We have explored different ways of integrating the images of the participants. Sometimes they suggested images they had taken before and we selected them. Sometimes they get inspired and take pictures for the project. A few series exist because I warmly recommended they do them. If I compare what we publish and what the participants had online or in their portfolios, I think they get to know other possibilities to select images. Some may widened their horizons of what may be a subject of photography; how to get closer to the subject without hurting it. It’s hard to tell. Generally, with professionals and amateurs, each person has their own background. That's why I ask questions of them, and now I’m waiting for the results. The most interesting with regards to process were two series that were derived from a separate professional context. We reselected a stock of 3500 contracted wedding photos (from one marriage by Marker Branco Vage) and explored the possibilities to re-view it. He was interested to know more about other possibilities. Besides his chemistry studies, he has a part time job in wedding photography. He has professional equipment, and although he is very young, he knows how to meet the clients needs. I had the feeling he is working on stepping out of the ghetto. Later he looked after his grandfather in a Shanxi hospital where he made a sensitive strong series. With no patients and with his mobile phone. Good to have the freedom to use bad equipment as well. The other stock was by Xiaoye Shao. For her job she documented the construction of a pedestrian deck in Pudong Lujiazan, from the first day to the opening. We had no time to select together, but from the material I could see Shao knew and developed the side qualities of her documentation job. Therefore, transformation for us is not so astonishing and I think it doesn't matter too much who is doing the selection. And the audience will see the well-known Pudong set-up from an almost unknown perspective. Two professional participants’ works meet the project's concept. I'd love to talk about each one - and they might have fun to read what I think they think, but I suggest waiting for their own statements and texts. 

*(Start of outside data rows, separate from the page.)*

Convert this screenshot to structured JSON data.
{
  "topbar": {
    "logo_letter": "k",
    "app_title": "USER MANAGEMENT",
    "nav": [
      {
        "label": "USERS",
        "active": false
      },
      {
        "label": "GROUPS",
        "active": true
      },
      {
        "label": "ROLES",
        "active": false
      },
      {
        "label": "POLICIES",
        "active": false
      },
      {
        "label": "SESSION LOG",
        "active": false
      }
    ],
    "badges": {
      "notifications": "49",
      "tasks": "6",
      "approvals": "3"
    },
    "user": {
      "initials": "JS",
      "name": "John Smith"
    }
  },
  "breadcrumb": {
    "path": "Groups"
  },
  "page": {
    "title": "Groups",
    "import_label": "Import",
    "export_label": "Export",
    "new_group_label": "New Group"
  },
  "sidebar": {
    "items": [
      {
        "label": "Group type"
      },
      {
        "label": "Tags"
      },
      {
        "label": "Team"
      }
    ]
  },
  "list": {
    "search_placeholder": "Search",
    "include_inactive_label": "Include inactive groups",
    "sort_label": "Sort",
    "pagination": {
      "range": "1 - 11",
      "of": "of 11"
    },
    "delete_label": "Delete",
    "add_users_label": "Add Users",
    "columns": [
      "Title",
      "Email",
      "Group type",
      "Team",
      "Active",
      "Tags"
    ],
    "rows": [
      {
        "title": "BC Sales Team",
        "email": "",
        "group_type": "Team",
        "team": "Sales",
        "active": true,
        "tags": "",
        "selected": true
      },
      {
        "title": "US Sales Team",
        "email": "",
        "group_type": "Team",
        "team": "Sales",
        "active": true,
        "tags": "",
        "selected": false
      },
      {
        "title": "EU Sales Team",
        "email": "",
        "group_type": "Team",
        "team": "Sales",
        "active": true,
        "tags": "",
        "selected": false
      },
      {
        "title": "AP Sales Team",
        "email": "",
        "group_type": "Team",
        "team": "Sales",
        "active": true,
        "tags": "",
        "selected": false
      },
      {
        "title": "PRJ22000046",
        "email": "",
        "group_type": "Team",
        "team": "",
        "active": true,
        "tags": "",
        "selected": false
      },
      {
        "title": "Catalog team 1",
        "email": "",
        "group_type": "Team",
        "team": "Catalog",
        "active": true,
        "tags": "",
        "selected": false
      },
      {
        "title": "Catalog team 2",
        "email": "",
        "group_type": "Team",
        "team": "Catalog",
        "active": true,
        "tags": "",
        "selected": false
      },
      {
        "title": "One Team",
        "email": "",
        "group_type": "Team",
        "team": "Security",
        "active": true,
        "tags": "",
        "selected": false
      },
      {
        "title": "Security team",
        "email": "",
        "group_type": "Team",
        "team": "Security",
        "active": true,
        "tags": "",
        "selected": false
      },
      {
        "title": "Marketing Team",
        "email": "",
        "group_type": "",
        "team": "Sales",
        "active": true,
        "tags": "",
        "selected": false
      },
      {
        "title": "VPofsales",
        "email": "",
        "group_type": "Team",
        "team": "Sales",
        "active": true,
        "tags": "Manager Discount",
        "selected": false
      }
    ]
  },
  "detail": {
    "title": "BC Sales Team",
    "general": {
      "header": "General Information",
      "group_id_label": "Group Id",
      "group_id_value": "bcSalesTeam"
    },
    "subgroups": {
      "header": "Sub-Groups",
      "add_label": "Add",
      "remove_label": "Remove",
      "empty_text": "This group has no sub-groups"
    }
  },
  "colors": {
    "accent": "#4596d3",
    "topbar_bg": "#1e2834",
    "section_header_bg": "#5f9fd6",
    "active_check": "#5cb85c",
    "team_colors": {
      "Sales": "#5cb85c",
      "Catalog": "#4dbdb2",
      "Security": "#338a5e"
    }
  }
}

am: In the first lecture a spectator asked if you understand yourself “left wing” or “right wing” You returned the question what he would guess. Will Western artists identify and distinguish themselves through that (political camp)?

S: Admittedly, I wasn't instantly amused by this question but it served the idea of compassion-fueled neutralism on a plate. Schwimmer is not a tool for appropriate political credo and doesn't go where the sympathy might be. It goes to where the questions are.